Cotswold district and Cirencester town councillor John Hughes, has also added his voice to the growing opposition, telling the Wilts and Gloucestershire Standard, that he feared for the health of his residents (based 18 miles from the plant).

"Our taxes are paying for this and our waste will probably be sent there to be burned", he stated. "The air pollution plume that will come out of this horrendously big chimney will travel over a 25 mile radius, so it’s definitely a Cirencester issue."

However, Javier Peiro, Project Director for UBB said that there will be no visible ‘smoke’ from the stack and that “the only thing that may occasionally be visible is steam, which even in the worst case weather conditions would not extend more than 262m from the stack".

Petition for public inquiry

A growing number of councils, residents and organisations are now calling on Secretary of State for Communities and Local Government Eric Pickles to ‘call in’ the EfW planning application for public inquiry.

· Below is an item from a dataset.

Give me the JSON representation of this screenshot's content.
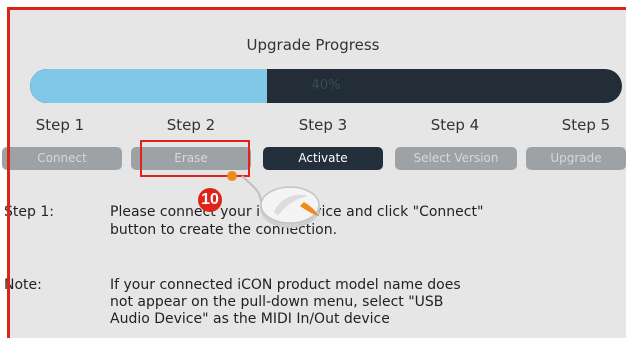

Over 3,000 individuals, 13 local parish, town and district councils and organisations including Natural England, English Heritage, The Campaign for the Protection of Rural England (CPRE) and Friends of the Earth have written to government to call in the plans, with a separate petition having already fetched over 1,000 signatories

According to Friends of the Earth Gloucestershire, the incinerator “‘would burn recyclable materials and discourage recycling, produce persistent organic pollutants in its residues and cost local taxpayers around £500 million over 25 years”.

It asks that government look at “cheaper, safer, less visually intrusive, environmentally friendly alternatives such as small MBT (mechanical biological treatment) and AD (anaerobic digestion) plants” to treat the area’s residual waste.

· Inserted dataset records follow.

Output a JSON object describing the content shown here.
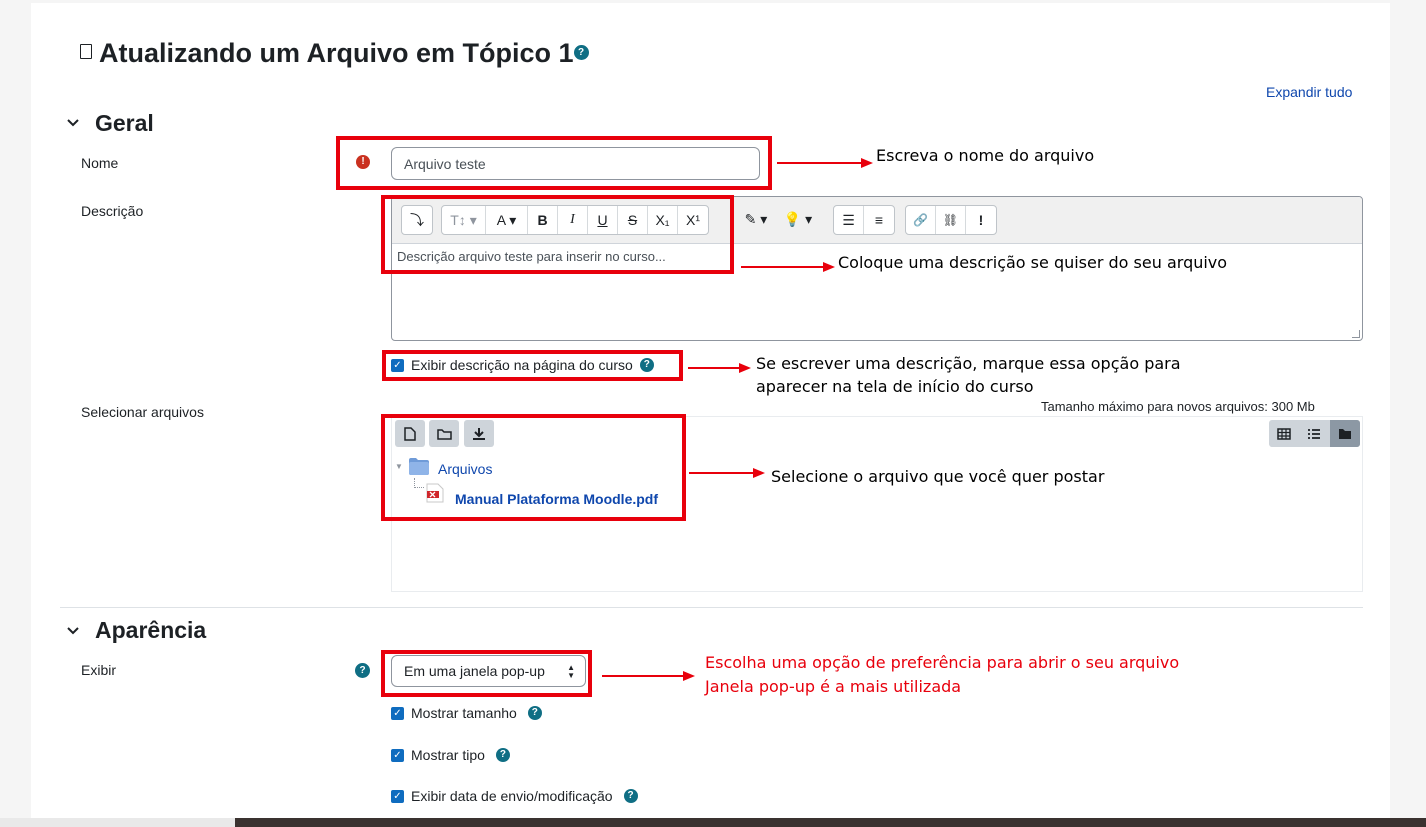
{
  "page": {
    "title": "Atualizando um Arquivo em Tópico 1",
    "help_icon": "?",
    "expand_all": "Expandir tudo"
  },
  "geral": {
    "section_title": "Geral",
    "name_label": "Nome",
    "name_value": "Arquivo teste",
    "required_icon": "!",
    "desc_label": "Descrição",
    "desc_value": "Descrição arquivo teste para inserir no curso...",
    "toolbar": {
      "collapse": "⤵",
      "style": "T↕ ▾",
      "font_color": "A ▾",
      "bold": "B",
      "italic": "I",
      "underline": "U",
      "strike": "S",
      "subscript": "X₁",
      "superscript": "X¹",
      "highlight": "✎ ▾",
      "idea": "💡 ▾",
      "unordered_list": "☰",
      "ordered_list": "≡",
      "link": "🔗",
      "unlink": "⛓",
      "accessibility": "!"
    },
    "show_desc_label": "Exibir descrição na página do curso",
    "files_label": "Selecionar arquivos",
    "max_size": "Tamanho máximo para novos arquivos: 300 Mb",
    "folder_name": "Arquivos",
    "file_name": "Manual Plataforma Moodle.pdf"
  },
  "aparencia": {
    "section_title": "Aparência",
    "display_label": "Exibir",
    "display_value": "Em uma janela pop-up",
    "show_size": "Mostrar tamanho",
    "show_type": "Mostrar tipo",
    "show_date": "Exibir data de envio/modificação"
  },
  "annotations": {
    "name_note": "Escreva o nome do arquivo",
    "desc_note": "Coloque uma descrição se quiser do seu arquivo",
    "check_note_1": "Se escrever uma descrição, marque essa opção para",
    "check_note_2": "aparecer na tela de início do curso",
    "file_note": "Selecione o arquivo que você quer postar",
    "display_note_1": "Escolha uma opção de preferência para abrir o seu arquivo",
    "display_note_2": "Janela pop-up é a mais utilizada"
  },
  "colors": {
    "accent": "#0f6cbf",
    "help": "#0f6e84",
    "annotation_red": "#e8000c",
    "required": "#ca3120"
  }
}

UBB has issued a statement saying that the company has found the human health risk for Javelin Park to be ‘negligible’ and that its greenhouse gas assessment found that the facility would ‘reduce global emissions of greenhouse gases by at least 40,000 tonnes of CO2 equivalent per year’.

Overcapacity

Fears over the UK’s over-reliance on incineration has gained momentum after Eunomia reported in November last year that planning consent for incinerators is being granted ‘faster than applications are being made’, and that without any change in residual waste quantities, by 2015/16, there would be ‘overcapacity of 6.9 million tonnes per annum’. This, the report adds, could lead to recyclable materials being sent to the facilities to ensure that they are running in an efficient manner.